Key properties you can read off a distribution:
- Centre (mean, median): Where is the bulk?
- Spread (variance, standard deviation): How wide is the distribution?
- Shape: Symmetric? Skewed? Heavy-tailed? Bimodal?
These properties become the building blocks of everything that follows.
Try it yourself
Click on the number line to add data points. Watch the histogram and density curve build up. Try the presets to see how different data produces different shapes.
Things to try:
- Click to add ~20 points near the centre, then a few at the edges. Watch the bell shape emerge.
- Hit Skewed — notice the long right tail and how the mean is pulled rightward.
- Hit Bimodal — two peaks. The mean sits between them, where almost no data actually is.
- Hit Uniform — flat. Every value equally likely. The distribution says “I don’t know.”
Two ways distributions appear
Distributions play two different roles, and the distinction matters:
-
Describing data: The heights of 100 people, the frequencies of words in a corpus, the brightness of stars in a survey. The distribution summarises the variation you observe.
-
Encoding uncertainty: You don’t know the true probability of heads for a coin. A distribution over the interval [0, 1] describes what you believe about that unknown quantity. This is the Bayesian reading — and it leads to powerful tools for learning from data.
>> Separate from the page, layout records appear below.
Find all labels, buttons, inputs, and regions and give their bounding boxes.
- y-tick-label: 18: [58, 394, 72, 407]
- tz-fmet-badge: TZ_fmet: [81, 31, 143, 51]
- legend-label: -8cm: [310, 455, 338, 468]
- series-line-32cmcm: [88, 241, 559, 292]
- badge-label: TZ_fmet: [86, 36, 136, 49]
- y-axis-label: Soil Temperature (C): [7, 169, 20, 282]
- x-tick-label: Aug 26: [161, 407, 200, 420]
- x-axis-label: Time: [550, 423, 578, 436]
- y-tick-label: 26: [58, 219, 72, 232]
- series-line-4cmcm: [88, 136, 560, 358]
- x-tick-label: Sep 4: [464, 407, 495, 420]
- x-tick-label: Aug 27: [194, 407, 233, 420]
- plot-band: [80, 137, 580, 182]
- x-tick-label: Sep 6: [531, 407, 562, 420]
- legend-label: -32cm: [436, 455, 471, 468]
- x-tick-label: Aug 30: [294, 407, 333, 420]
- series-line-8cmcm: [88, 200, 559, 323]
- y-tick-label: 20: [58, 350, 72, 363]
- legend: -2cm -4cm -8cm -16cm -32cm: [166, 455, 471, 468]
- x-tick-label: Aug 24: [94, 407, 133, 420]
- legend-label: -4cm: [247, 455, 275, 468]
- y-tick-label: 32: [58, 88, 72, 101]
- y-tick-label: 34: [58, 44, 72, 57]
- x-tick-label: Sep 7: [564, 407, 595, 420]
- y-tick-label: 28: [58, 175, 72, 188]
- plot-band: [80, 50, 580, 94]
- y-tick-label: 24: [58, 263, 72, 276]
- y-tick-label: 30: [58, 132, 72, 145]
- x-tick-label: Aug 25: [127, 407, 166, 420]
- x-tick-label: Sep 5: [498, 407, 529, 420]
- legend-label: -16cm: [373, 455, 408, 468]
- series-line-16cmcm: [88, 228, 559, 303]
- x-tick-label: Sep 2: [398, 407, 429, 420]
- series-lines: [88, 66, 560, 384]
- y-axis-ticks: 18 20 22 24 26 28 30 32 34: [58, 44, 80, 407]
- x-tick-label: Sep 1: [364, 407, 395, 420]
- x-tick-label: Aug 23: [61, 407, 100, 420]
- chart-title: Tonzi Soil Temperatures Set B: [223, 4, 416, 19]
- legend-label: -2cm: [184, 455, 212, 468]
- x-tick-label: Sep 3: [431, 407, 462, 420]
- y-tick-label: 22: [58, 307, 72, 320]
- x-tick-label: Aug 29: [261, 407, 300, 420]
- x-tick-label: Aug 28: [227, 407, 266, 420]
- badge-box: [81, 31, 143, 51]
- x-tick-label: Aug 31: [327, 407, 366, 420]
Both uses are built on the same mathematics. The difference is what the curve represents: observed variation or epistemic uncertainty.
Where you’re heading
On this path, the “encoding uncertainty” reading is central. The Beta distribution shapes a curve over a single probability (like the coin bias). The Dirichlet distribution extends this to multiple outcomes at once. These become the priors in Latent Dirichlet Allocation — the standard model for discovering topics in text.